Anthologie des poètes français du XIXème siècle/Rodolphe Darzens

Anthologie des poètes français du XIXème siècleAlphonse Lemerre, éditeur**** 1852 à 1866 (p. 334-343).




RODOLPHE DARZENS


1865




Rodolphe darzens est né à Moscou le 1er avril 1865. Il attendait sa sortie du collège pour donner son premier volume de vers : La Nuit (1884). À cet âge on s’éprend toujours de quelques aînés, de ceux-là surtout qui semblent mettre un peu d’audace dans leur œuvre et apportent au monde un art nouveau. M. Darzens se laissa d’abord influencer par Charles Baudelaire et Aloïsyus Bertrand, tout en se créant des attaches avec de purs Parnassiens.

Mais en avançant dans la vie littéraire, il s’est peu à peu dégagé de ce qu’il y avait de trop étroit dans ses premiers liens. Sa nature essentiellement ardente ne peut supporter longtemps rien qui ressemble à un emprisonnement. M. Darzens est tout élan et tout flamme. Aussi son lyrisme indépendant a-t-il vite commencé d’éclater d’abord dans Le Psautier de l’Amie (1885), et dernièrement dans cette belle pièce : L’Amante du Christ, où tout est étincelle et vie.

Mieux vaut marcher à pied que de monter dans le char, même triomphal, de quelqu’un, car, en cette posture, on est toujours plus ou moins asservi et annihilé. Que les jeunes poètes le sachent et imitent l’exemple de M. Darzens ! Ils seront comme lui récompensés par le succès, d’avoir renoncé à tout maître et de suivre, pieds et mains libres, le chemin de leur fantaisie.

Les œuvres poétiques de M. Darzens ont été publiées par Lebas, Alcan-Lévy et Lemerre.
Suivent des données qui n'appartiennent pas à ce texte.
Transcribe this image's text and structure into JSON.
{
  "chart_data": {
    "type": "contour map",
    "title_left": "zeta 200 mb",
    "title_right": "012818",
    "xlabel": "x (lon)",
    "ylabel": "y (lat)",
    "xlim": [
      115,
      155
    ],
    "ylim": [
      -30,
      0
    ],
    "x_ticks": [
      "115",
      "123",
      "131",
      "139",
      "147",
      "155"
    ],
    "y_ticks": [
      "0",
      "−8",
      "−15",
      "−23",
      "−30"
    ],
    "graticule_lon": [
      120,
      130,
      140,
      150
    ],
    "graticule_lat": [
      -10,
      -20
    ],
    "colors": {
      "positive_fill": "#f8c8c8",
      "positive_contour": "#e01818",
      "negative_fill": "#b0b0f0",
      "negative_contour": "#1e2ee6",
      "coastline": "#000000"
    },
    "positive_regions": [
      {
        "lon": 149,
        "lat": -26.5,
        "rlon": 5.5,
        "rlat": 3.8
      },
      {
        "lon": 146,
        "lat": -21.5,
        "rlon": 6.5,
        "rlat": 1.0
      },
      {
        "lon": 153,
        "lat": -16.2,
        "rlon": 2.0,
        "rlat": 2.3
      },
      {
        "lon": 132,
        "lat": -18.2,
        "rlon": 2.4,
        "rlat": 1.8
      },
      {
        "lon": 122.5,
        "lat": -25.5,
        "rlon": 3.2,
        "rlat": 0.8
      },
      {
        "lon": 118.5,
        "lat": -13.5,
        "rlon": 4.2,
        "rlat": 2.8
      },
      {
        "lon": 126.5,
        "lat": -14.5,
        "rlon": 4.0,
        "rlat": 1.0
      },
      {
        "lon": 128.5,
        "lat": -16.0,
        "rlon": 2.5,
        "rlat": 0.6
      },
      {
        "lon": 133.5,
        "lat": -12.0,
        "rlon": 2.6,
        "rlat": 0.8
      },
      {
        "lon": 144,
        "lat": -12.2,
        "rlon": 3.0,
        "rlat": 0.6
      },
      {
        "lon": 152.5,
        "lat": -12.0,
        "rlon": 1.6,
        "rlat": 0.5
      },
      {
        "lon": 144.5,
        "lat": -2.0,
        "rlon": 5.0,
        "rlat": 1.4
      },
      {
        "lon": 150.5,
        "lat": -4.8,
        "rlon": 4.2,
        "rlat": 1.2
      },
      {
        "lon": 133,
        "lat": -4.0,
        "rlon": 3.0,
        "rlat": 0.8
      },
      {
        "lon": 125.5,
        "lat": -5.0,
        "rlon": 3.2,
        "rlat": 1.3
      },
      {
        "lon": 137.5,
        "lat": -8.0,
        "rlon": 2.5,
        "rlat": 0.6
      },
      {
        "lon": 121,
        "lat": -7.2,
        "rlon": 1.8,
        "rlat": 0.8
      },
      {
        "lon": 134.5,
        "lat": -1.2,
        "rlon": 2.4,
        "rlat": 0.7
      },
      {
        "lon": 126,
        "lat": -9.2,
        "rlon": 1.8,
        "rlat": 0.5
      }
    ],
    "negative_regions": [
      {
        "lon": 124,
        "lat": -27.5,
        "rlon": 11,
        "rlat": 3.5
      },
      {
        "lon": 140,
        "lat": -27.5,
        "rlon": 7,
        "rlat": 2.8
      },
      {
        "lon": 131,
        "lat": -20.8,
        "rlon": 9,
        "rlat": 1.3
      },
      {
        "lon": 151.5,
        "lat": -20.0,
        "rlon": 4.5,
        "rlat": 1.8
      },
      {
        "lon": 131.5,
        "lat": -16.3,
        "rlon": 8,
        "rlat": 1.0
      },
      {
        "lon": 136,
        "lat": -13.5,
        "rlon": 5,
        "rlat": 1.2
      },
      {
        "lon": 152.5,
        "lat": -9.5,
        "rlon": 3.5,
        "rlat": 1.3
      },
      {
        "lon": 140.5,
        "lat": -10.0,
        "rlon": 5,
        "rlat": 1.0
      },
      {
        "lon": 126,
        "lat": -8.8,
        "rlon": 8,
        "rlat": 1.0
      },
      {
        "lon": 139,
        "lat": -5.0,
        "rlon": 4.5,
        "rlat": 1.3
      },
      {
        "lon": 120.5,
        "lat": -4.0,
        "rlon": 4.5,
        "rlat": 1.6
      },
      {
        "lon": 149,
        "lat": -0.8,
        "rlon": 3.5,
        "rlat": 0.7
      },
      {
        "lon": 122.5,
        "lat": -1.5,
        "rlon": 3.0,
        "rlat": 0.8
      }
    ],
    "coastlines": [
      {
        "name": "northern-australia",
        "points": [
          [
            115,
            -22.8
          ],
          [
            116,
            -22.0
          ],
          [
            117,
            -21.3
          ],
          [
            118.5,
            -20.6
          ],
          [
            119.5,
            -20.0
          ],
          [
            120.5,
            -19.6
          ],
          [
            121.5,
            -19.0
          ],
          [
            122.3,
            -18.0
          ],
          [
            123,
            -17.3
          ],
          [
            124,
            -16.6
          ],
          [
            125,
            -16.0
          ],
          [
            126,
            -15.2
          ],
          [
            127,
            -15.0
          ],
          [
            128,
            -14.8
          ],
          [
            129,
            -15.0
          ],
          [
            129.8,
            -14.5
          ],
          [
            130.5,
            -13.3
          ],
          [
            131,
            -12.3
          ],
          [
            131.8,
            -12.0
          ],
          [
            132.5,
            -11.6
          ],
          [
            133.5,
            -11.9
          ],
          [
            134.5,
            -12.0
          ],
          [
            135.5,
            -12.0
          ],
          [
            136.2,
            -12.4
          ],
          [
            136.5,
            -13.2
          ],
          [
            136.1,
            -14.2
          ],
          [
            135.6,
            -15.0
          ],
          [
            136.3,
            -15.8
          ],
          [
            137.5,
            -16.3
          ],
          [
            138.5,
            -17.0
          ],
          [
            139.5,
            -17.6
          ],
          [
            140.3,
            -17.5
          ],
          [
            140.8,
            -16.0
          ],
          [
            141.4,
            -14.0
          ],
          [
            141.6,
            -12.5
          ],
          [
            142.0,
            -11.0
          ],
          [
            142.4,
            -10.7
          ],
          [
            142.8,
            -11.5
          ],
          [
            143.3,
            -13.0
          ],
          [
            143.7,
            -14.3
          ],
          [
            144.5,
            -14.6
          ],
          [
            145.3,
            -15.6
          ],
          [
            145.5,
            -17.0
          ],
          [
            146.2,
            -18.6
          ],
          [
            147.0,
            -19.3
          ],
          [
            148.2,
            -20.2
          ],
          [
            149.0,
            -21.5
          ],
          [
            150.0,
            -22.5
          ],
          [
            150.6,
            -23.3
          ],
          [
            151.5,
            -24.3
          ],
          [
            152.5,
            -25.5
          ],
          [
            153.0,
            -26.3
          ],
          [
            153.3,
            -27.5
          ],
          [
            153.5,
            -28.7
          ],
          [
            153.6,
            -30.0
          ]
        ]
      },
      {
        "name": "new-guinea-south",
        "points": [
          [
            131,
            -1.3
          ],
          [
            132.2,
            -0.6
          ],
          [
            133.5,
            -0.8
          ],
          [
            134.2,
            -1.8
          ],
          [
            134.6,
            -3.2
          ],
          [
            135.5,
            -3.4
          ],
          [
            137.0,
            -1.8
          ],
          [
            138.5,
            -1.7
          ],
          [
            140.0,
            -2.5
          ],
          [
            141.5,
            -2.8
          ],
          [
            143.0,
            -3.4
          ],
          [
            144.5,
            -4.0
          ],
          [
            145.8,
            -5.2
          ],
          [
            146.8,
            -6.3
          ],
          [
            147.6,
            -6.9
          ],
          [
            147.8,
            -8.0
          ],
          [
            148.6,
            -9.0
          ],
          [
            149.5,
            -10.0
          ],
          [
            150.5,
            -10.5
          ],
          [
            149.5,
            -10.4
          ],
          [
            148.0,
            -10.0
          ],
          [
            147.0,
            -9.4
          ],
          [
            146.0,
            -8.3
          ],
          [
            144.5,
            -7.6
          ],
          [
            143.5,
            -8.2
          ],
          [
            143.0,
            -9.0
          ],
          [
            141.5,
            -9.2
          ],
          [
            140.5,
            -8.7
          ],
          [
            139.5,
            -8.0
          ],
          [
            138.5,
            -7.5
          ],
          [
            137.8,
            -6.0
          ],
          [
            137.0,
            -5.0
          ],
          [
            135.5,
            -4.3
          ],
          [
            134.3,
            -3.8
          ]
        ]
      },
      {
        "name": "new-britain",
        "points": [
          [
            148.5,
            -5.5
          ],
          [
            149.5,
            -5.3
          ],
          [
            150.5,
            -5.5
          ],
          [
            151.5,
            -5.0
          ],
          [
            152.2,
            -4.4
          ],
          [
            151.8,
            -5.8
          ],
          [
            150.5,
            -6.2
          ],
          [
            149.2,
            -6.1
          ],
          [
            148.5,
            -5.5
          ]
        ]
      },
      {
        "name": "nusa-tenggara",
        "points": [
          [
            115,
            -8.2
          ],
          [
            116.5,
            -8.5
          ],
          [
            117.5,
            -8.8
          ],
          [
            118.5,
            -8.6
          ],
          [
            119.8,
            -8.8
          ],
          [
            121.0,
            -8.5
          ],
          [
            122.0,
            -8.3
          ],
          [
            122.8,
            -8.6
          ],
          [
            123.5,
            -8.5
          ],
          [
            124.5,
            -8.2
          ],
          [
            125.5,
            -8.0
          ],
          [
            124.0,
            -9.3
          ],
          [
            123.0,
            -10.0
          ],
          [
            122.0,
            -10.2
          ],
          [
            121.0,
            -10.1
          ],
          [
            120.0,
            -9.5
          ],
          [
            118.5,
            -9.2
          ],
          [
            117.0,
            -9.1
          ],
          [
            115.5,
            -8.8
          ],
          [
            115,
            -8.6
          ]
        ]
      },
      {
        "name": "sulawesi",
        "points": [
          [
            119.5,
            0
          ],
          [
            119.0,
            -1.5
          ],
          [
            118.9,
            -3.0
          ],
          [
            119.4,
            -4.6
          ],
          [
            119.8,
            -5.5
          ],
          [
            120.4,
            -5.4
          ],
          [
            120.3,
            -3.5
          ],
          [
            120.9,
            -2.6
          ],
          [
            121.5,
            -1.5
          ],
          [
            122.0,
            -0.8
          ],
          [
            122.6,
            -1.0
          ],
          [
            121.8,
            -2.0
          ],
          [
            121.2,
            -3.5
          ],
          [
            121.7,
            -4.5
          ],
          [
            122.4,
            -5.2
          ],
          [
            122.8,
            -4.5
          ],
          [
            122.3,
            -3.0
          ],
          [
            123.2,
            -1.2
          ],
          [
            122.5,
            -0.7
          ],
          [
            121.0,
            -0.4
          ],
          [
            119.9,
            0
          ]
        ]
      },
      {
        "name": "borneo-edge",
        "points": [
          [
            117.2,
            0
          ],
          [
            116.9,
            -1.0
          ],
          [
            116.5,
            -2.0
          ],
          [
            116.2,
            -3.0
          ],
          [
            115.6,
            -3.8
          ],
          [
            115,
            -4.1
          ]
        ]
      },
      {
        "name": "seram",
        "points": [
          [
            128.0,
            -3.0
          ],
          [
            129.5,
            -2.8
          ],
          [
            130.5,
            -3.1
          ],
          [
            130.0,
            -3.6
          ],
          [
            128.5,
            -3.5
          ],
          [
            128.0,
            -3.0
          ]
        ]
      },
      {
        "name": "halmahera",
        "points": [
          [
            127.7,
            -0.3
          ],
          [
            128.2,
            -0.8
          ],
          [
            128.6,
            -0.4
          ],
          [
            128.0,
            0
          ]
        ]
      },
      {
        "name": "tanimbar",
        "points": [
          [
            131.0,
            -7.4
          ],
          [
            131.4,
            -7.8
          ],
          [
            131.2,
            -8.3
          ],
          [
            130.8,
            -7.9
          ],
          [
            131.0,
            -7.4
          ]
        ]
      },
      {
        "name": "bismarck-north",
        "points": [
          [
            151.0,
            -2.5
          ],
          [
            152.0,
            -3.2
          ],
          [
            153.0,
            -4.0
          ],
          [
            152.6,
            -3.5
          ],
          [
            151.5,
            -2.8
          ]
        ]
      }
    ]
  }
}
Ce dernier éditeur a donné encore du même auteur des poèmes en prose : Strophes artificielles.

E. Ledrain.





RODOLPHE DARZENS

RODOLPHE DARZENS




L’ICÔNE




Les moines byzantins, lorsqu’ils peignent des Vierges
Rehaussent d’or gemmé l’éclat de la couleur
Qui prend des tons vivants à la lueur des cierges ;

Ils entourent d’un nimbe ajouré la pâleur
Du front, et le métal tout constellé de pierres
Est encor buriné par un bon ciseleur.

Puis, de purs diamants, fixés sous les paupières,
Sont les yeux que leur font ces artistes zélés
Qui jeûnent chaque jour et couchent dans des bières.

Une dentelle d’or tombe en plis cannelés
Sur le corps, découvrant seulement les moins pâles ;
Et des rubis, avec des turquoises, mêlés

À des saphirs, à des perles, à des opales,
Sont rangés sur le sein en un large collier
Dont on voit resplendir de loin les quatre ovales.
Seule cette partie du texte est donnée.